La réalisation majeure de ce festival a été de faire de la marge, d’un art considéré comme mineur ou du moins folklorique un centre, une vitrine attractive pour toute la ville d’Essaouira. Ancienne base navale et autrefois principal port de Tombouctou, dont la conception avait été ordonnée par le sultan Mohammed Ben Abdellah (dit Mohammed III) en 1764 à l’ingénieur français Théodore Cornut, Essaouira était tombé en déshérence dans le courant du XXe siècle. Aujourd’hui, la ville tire la majorité de son dynamisme économique du tourisme et de la culture.

Pour les Gnaouas, qui ont continué à transmettre leur tradition orale et musicale à l’ombre des nombreuses confréries de la ville, l’événement est un tournant. "Le festival a vraiment sauvé la musique gnaoua. Elle était appelée à disparaître", souligne Karim Ziad. Et de poursuivre : "Le regretté maalem Hmida Boussou disait que la musique gnaoua a été sauvée de l’extinction à Essaouira. Les plus grands se détournaient de leur art, d’autres se tournaient vers d’autres influences."

En soirée de clôture, le maalem Hamid El Kasri a repris le classique Chalaba, manifeste et quasi-hymne du festival : "Messieurs, ne prenez pas le tagnaouite comme de la mendicité déguisée. Nos aïeux l’ont honoré et nous l’ont légué comme un patrimoine précieux", et il a partagé la scène avec le Malien Bassekou Kouyaté. Tout un symbole pour le festival qui, à l’image de cette ville, se veut le lieu de réunion et de transmission entre les deux rives du Sahara. Ce concert commun a visiblement conquis le public, tant le ngoni, certes "customisé", de Kouyaté semblait ouvrir des voies audacieuses au guembri plus traditionnel de Kasri. À l’origine, les deux instruments sont semblables.

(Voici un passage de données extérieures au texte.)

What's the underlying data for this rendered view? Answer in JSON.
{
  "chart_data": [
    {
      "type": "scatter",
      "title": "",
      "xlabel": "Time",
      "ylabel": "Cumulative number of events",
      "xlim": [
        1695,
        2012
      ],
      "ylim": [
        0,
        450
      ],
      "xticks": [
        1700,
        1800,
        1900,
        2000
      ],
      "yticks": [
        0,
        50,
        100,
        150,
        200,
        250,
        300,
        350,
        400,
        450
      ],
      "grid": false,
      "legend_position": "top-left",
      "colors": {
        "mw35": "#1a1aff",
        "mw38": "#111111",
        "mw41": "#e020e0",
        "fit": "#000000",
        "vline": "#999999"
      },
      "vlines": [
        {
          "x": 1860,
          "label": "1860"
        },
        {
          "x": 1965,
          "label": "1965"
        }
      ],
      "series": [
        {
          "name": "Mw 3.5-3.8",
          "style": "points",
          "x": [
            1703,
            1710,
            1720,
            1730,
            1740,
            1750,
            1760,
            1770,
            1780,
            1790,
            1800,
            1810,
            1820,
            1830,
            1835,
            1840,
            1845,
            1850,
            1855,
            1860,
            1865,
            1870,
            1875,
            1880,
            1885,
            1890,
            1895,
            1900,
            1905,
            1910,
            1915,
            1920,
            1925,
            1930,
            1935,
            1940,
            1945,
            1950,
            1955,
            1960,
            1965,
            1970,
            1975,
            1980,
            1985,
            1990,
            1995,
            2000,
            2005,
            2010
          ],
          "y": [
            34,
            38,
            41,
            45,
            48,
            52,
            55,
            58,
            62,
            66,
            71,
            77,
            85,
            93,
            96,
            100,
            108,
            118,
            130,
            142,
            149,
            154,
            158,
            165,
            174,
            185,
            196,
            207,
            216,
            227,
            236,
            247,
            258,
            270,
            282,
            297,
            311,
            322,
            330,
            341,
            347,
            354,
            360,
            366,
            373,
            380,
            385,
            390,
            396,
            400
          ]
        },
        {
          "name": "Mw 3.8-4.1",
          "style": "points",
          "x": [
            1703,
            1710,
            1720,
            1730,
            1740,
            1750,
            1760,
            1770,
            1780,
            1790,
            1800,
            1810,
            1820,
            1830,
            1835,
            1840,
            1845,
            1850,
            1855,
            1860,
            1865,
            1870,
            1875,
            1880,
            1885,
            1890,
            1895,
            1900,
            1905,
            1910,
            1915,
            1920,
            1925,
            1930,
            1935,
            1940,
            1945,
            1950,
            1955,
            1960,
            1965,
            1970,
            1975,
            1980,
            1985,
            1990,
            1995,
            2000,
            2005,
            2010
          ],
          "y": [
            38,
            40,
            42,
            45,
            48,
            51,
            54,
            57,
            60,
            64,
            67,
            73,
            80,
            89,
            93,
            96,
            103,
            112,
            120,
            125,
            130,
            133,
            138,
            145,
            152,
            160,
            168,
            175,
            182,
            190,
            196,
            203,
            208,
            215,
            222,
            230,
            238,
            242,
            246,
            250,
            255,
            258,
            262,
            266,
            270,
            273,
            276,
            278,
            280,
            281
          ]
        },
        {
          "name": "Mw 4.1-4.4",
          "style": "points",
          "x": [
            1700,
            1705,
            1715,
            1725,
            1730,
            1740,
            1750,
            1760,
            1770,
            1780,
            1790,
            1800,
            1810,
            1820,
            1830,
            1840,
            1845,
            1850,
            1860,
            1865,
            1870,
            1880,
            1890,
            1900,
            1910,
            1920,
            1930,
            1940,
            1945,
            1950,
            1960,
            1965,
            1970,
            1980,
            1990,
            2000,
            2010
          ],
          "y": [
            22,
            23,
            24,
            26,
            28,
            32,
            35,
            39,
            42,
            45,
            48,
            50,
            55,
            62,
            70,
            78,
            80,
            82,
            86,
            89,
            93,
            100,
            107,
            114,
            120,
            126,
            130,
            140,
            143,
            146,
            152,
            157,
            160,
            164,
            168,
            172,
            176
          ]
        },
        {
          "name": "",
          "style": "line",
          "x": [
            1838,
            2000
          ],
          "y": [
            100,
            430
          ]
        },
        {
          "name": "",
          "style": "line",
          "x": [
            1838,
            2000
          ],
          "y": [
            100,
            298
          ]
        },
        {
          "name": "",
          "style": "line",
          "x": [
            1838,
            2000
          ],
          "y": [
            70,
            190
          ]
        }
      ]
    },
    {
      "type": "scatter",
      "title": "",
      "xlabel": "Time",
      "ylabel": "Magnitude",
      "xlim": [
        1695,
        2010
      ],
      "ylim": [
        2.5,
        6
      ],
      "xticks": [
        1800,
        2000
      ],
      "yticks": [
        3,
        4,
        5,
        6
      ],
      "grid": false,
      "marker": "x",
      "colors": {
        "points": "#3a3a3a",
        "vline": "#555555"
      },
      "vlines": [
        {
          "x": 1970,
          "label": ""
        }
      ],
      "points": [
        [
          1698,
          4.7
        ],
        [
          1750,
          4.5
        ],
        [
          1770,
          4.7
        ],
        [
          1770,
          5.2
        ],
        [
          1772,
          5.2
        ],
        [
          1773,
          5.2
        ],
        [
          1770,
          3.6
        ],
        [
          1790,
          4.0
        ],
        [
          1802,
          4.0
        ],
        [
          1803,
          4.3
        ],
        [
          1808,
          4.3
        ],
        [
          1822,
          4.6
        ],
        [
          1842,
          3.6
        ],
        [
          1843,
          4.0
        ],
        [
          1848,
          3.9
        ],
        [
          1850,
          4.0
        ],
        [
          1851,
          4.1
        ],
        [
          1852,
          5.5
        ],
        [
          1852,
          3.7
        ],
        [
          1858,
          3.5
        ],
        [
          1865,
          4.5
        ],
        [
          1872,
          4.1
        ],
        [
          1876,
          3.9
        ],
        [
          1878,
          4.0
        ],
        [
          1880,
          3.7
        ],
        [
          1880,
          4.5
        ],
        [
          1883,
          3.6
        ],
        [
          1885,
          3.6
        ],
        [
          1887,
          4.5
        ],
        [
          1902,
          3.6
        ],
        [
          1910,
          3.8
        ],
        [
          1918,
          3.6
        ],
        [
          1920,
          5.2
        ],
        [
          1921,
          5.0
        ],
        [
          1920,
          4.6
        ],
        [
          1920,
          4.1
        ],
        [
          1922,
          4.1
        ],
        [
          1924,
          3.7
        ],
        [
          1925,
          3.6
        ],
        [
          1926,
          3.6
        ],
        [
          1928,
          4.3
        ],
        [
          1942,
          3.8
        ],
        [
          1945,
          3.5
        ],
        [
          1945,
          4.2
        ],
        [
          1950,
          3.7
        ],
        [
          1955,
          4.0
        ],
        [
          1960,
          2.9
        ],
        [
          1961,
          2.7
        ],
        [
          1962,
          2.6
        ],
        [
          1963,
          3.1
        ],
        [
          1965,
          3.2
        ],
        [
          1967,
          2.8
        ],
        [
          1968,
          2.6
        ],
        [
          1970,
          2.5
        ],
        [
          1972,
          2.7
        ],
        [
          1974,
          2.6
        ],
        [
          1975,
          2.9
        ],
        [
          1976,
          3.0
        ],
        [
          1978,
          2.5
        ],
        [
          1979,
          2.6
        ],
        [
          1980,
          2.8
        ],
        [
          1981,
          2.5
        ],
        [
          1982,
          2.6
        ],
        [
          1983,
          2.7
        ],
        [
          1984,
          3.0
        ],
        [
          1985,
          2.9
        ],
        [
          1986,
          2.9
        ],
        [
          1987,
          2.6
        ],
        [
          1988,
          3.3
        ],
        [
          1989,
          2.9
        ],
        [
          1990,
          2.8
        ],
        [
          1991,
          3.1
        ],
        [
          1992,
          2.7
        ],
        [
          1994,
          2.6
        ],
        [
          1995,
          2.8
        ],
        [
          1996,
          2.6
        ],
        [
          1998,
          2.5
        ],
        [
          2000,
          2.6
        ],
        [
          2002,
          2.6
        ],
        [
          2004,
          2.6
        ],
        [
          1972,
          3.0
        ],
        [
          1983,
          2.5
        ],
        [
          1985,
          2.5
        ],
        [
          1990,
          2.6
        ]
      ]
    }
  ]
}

On retrouve d’ailleurs des déclinaisons de cette basse en bois recouverte de peau, à deux ou trois cordes, chez les griots mandingues, les Peuls de Guinée et… les Gnaouas d’Afrique du Nord. Ici, c’est l’instrument du maalem, qui pince et gratte de ses doigts et bat le caisson comme un tambour. "Il faut sauter le pas, explique Kouyaté. Mon père ne voulait pas que je fasse des solos, mais je ne pouvais pas me contenter de garder le ngoni à trois cordes des ancêtres. Aujourd’hui, mon instrument a neuf cordes. J’ai dit à maalem Hamid d’essayer la pédale wah-wah. J’espère qu’il le fera."


Les instruments ganouis. © Infographie : Elena Blum pour J.A.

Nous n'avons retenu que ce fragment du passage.